Les autorités haïtiennes, appuyées par Washington et l’ONU, ont commencé à mettre en œuvre leur plan pour déplacer des centaines de milliers de personnes, des pauvres surtout, de Port-au-Prince vers des camps de relogement. Des terrains ont été préparés pour un de ces camps à Croix-des-Bouquets, à douze kilomètres de la capitale, pour accueillir dix mille personnes. D’autres sites ont aussi été désignés dans l’idée que les personnes évacuées de la capitale s’y installent de façon permanente.
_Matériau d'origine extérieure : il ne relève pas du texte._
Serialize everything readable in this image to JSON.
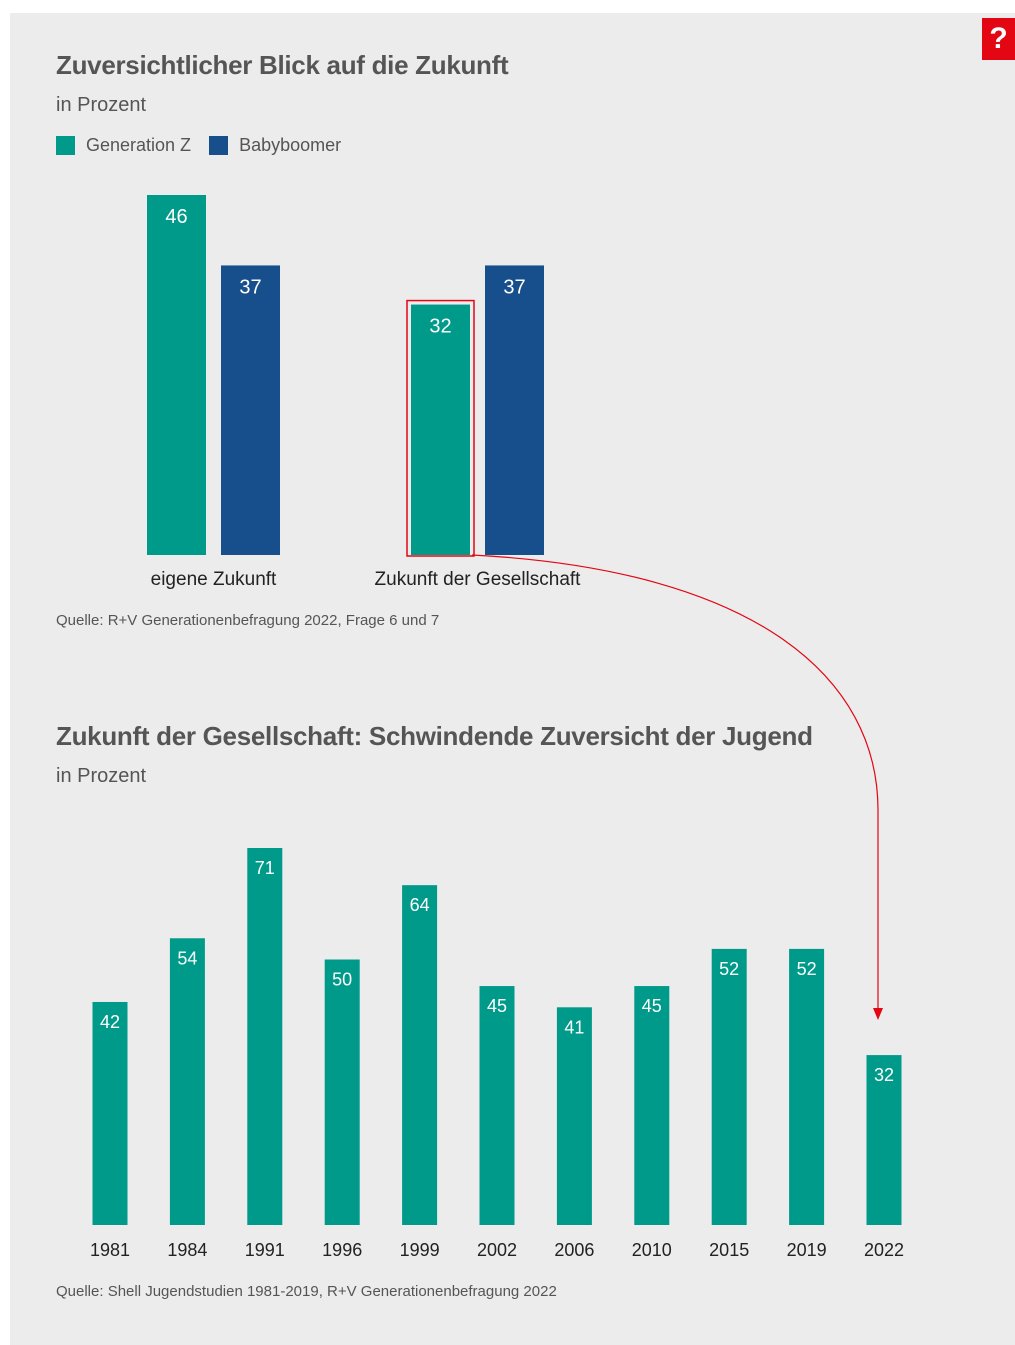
{
  "help_icon_label": "?",
  "chart1": {
    "title": "Zuversichtlicher Blick auf die Zukunft",
    "subtitle": "in Prozent",
    "legend": [
      {
        "name": "Generation Z",
        "color": "#009a8a"
      },
      {
        "name": "Babyboomer",
        "color": "#174e8c"
      }
    ],
    "source": "Quelle: R+V Generationenbefragung 2022, Frage 6 und 7"
  },
  "chart2": {
    "title": "Zukunft der Gesellschaft: Schwindende Zuversicht der Jugend",
    "subtitle": "in Prozent",
    "source": "Quelle: Shell Jugendstudien 1981-2019, R+V Generationenbefragung 2022"
  },
  "colors": {
    "teal": "#009a8a",
    "blue": "#174e8c",
    "highlight": "#e30613"
  },
  "chart_data": [
    {
      "type": "bar",
      "categories": [
        "eigene Zukunft",
        "Zukunft der Gesellschaft"
      ],
      "series": [
        {
          "name": "Generation Z",
          "values": [
            46,
            32
          ]
        },
        {
          "name": "Babyboomer",
          "values": [
            37,
            37
          ]
        }
      ],
      "highlight": {
        "series": "Generation Z",
        "category": "Zukunft der Gesellschaft"
      }
    },
    {
      "type": "bar",
      "categories": [
        "1981",
        "1984",
        "1991",
        "1996",
        "1999",
        "2002",
        "2006",
        "2010",
        "2015",
        "2019",
        "2022"
      ],
      "values": [
        42,
        54,
        71,
        50,
        64,
        45,
        41,
        45,
        52,
        52,
        32
      ]
    }
  ]
}
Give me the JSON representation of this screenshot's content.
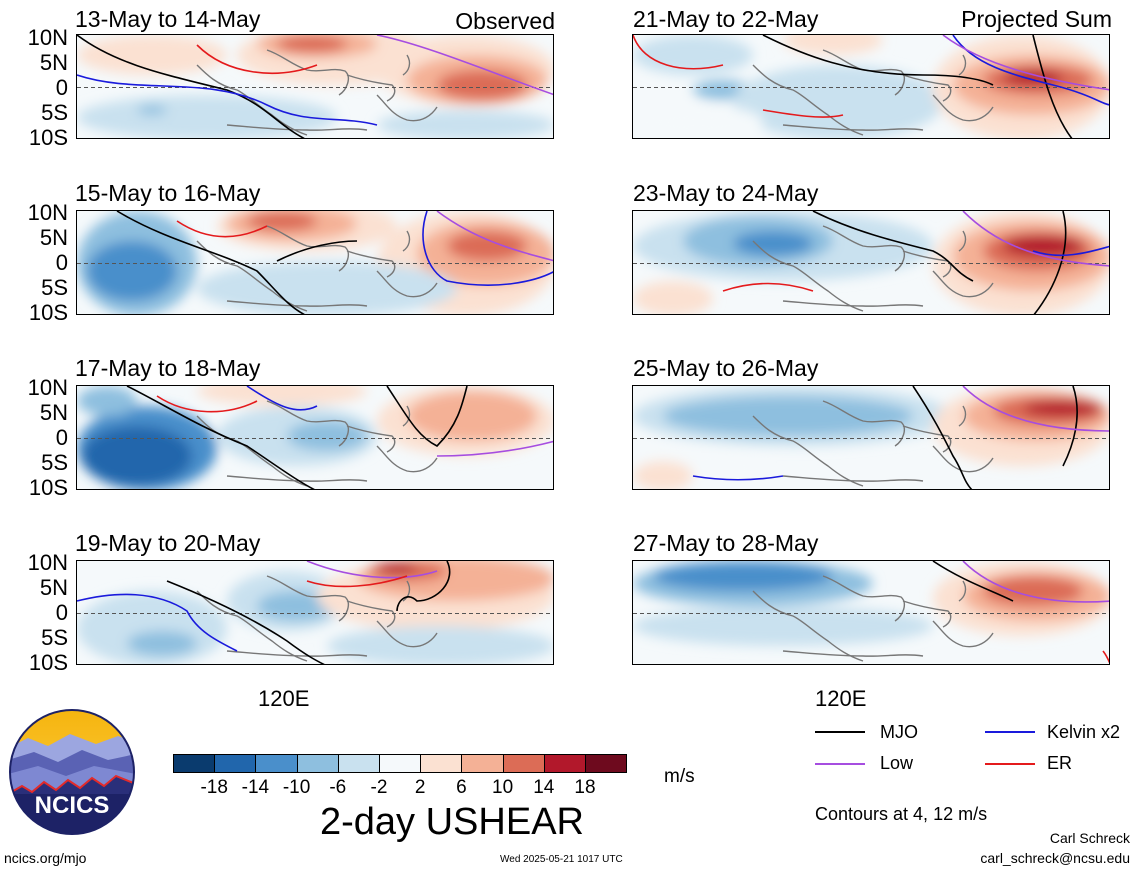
{
  "panels": [
    {
      "id": "p1",
      "title": "13-May to 14-May",
      "tag": "Observed",
      "pattern": "a"
    },
    {
      "id": "p2",
      "title": "15-May to 16-May",
      "tag": "",
      "pattern": "b"
    },
    {
      "id": "p3",
      "title": "17-May to 18-May",
      "tag": "",
      "pattern": "c"
    },
    {
      "id": "p4",
      "title": "19-May to 20-May",
      "tag": "",
      "pattern": "d"
    },
    {
      "id": "p5",
      "title": "21-May to 22-May",
      "tag": "Projected Sum",
      "pattern": "e"
    },
    {
      "id": "p6",
      "title": "23-May to 24-May",
      "tag": "",
      "pattern": "f"
    },
    {
      "id": "p7",
      "title": "25-May to 26-May",
      "tag": "",
      "pattern": "g"
    },
    {
      "id": "p8",
      "title": "27-May to 28-May",
      "tag": "",
      "pattern": "h"
    }
  ],
  "lat_labels": [
    "10N",
    "5N",
    "0",
    "5S",
    "10S"
  ],
  "lon_label": "120E",
  "colorbar": {
    "ticks": [
      "-18",
      "-14",
      "-10",
      "-6",
      "-2",
      "2",
      "6",
      "10",
      "14",
      "18"
    ],
    "colors": [
      "#0a3b6e",
      "#2166ac",
      "#4a8fcb",
      "#8ebfdf",
      "#c9e1ef",
      "#f5f9fb",
      "#fbe1d2",
      "#f4b196",
      "#dc6c56",
      "#b2182b",
      "#6e0a1e"
    ],
    "unit": "m/s",
    "title": "2-day USHEAR"
  },
  "legend": {
    "items": [
      {
        "label": "MJO",
        "color": "#000000"
      },
      {
        "label": "Kelvin x2",
        "color": "#1a1adc"
      },
      {
        "label": "Low",
        "color": "#a64de0"
      },
      {
        "label": "ER",
        "color": "#e41a1c"
      }
    ],
    "note": "Contours at 4, 12 m/s"
  },
  "logo": {
    "text": "NCICS"
  },
  "footer": {
    "url": "ncics.org/mjo",
    "timestamp": "Wed 2025-05-21 1017 UTC",
    "author": "Carl Schreck",
    "email": "carl_schreck@ncsu.edu"
  }
}
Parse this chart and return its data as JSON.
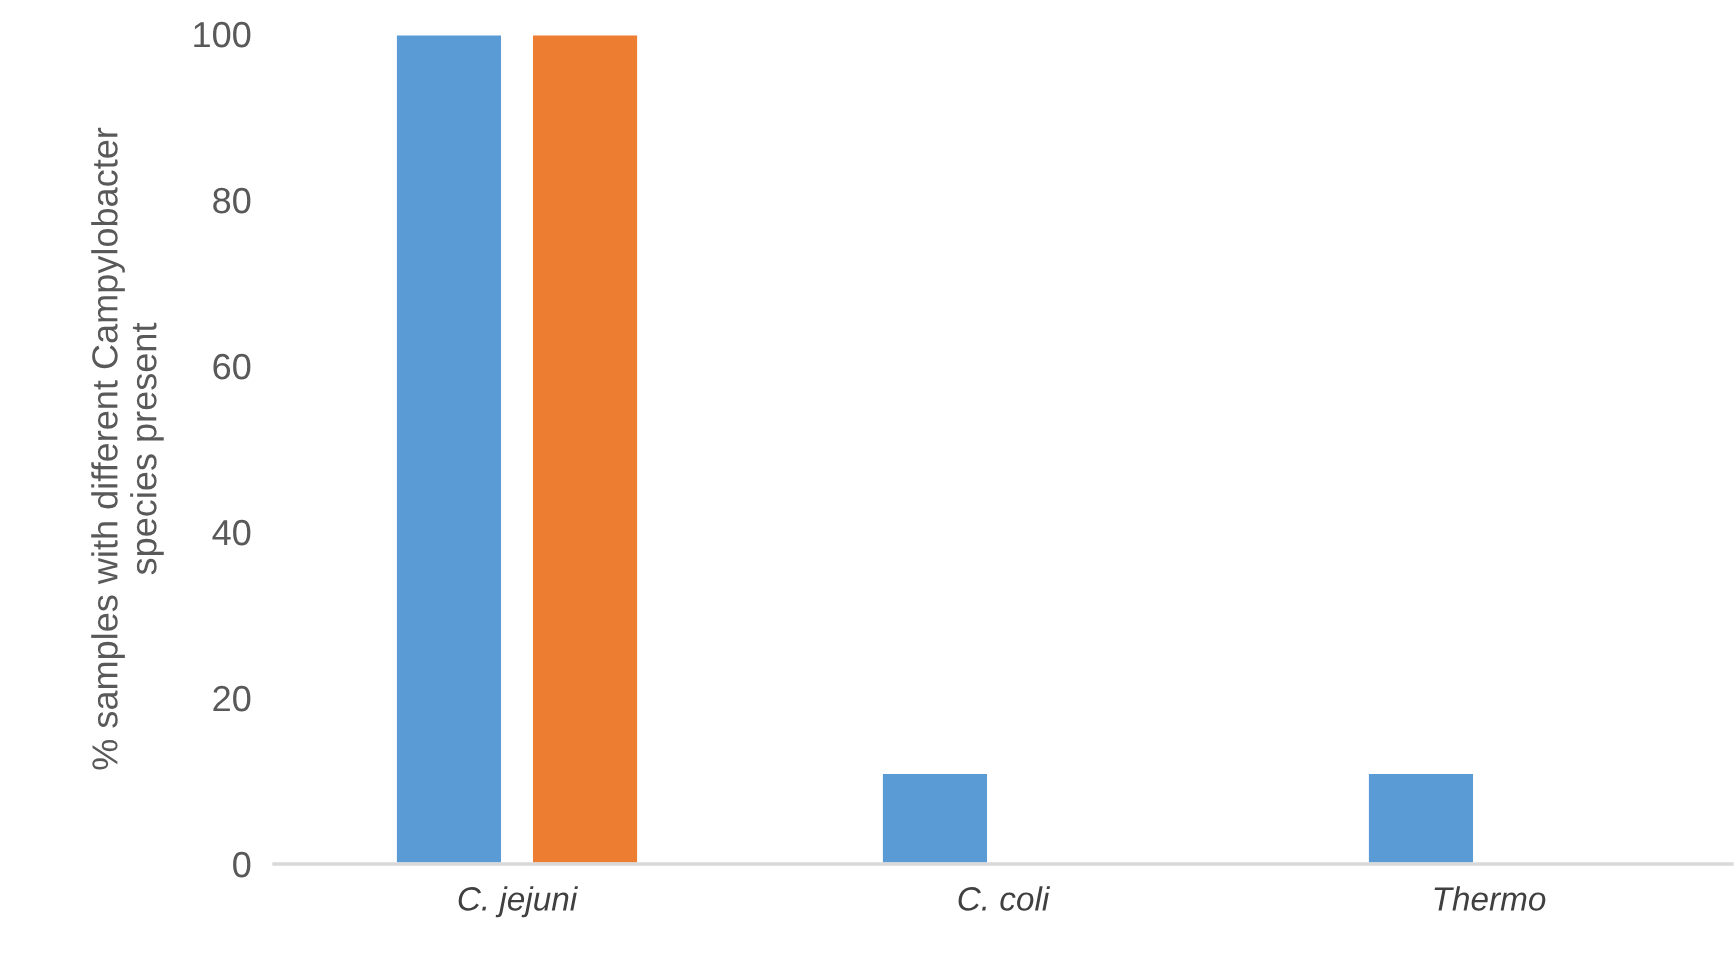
{
  "chart_data": {
    "type": "bar",
    "ylabel": "% samples with different Campylobacter species present",
    "categories": [
      "C. jejuni",
      "C. coli",
      "Thermo"
    ],
    "series": [
      {
        "color": "#5b9bd5",
        "values": [
          100,
          11,
          11
        ]
      },
      {
        "color": "#ed7d31",
        "values": [
          100,
          null,
          null
        ]
      }
    ],
    "ylim": [
      0,
      100
    ],
    "yticks": [
      0,
      20,
      40,
      60,
      80,
      100
    ],
    "grid": false
  }
}
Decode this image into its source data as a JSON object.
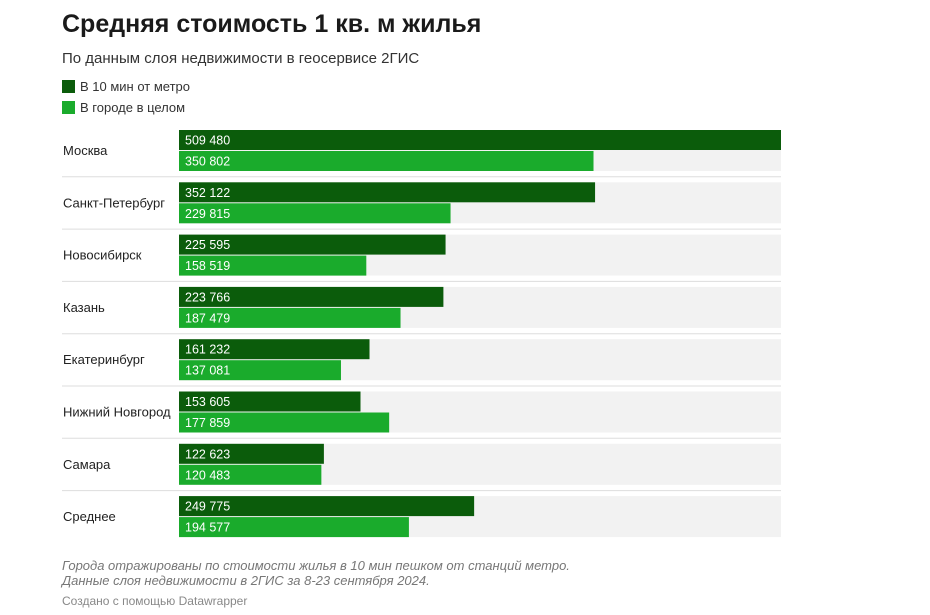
{
  "chart_data": {
    "type": "bar",
    "orientation": "horizontal",
    "title": "Средняя стоимость 1 кв. м жилья",
    "subtitle": "По данным слоя недвижимости в геосервисе 2ГИС",
    "categories": [
      "Москва",
      "Санкт-Петербург",
      "Новосибирск",
      "Казань",
      "Екатеринбург",
      "Нижний Новгород",
      "Самара",
      "Среднее"
    ],
    "series": [
      {
        "name": "В 10 мин от метро",
        "color": "#0b5c0b",
        "values": [
          509480,
          352122,
          225595,
          223766,
          161232,
          153605,
          122623,
          249775
        ],
        "labels": [
          "509 480",
          "352 122",
          "225 595",
          "223 766",
          "161 232",
          "153 605",
          "122 623",
          "249 775"
        ]
      },
      {
        "name": "В городе в целом",
        "color": "#1aab2c",
        "values": [
          350802,
          229815,
          158519,
          187479,
          137081,
          177859,
          120483,
          194577
        ],
        "labels": [
          "350 802",
          "229 815",
          "158 519",
          "187 479",
          "137 081",
          "177 859",
          "120 483",
          "194 577"
        ]
      }
    ],
    "xlim": [
      0,
      509480
    ],
    "background_track": "#f2f2f2",
    "grid": false,
    "legend_position": "top-left"
  },
  "notes": [
    "Города отражированы по стоимости жилья в 10 мин пешком от станций метро.",
    "Данные слоя недвижимости в 2ГИС за 8-23 сентября 2024."
  ],
  "credit": "Создано с помощью Datawrapper"
}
Dans une société qui connaît des divisions aussi aigües, le soi-disant plan de reconstruction d’Haïti est inévitablement développé selon des intérêts de classe. Peut-être verrons-nous que les nouveaux camps de relogement serviront à offrir une source de travail captive pour les zones de libre-échange qui seront établies juste à côté.
Au même moment, Port-au-Prince sera reconstruite moins grande, dans une taille qui siéra mieux aux intérêts des riches du pays. C’est ce qu’a laissé entendre l’ambassadeur d’Haïti à Washington, Raymond Joseph, dans une récente déclaration. Dans une émission portant sur la tragédie infligée au peuple haïtien diffusée sur C-SPAN, le réseau de télévision américain consacré à la retransmission des travaux du Congrès, il a déclaré : « C’est une opportunité en or. Ce qui n’était pas possible politiquement a été accompli par le tremblement de terre. Nous reconstruirons de façon différente. »
De telles réingénieries sociales réalisées au nom des intérêts de la classe dirigeante du pays et du capital étranger, aux dépens des larges masses des travailleurs et des pauvres Haïtiens, résulteront inévitablement des soulèvements sociaux et de la résistance. Voilà pourquoi Washington a mis l’envoi « de bottes sur le terrain » en tête de liste de ses priorités, avant le sauvetage des vies des victimes du tremblement de terre.
Article original en anglais, WSWS, paru le 26 janvier 2010.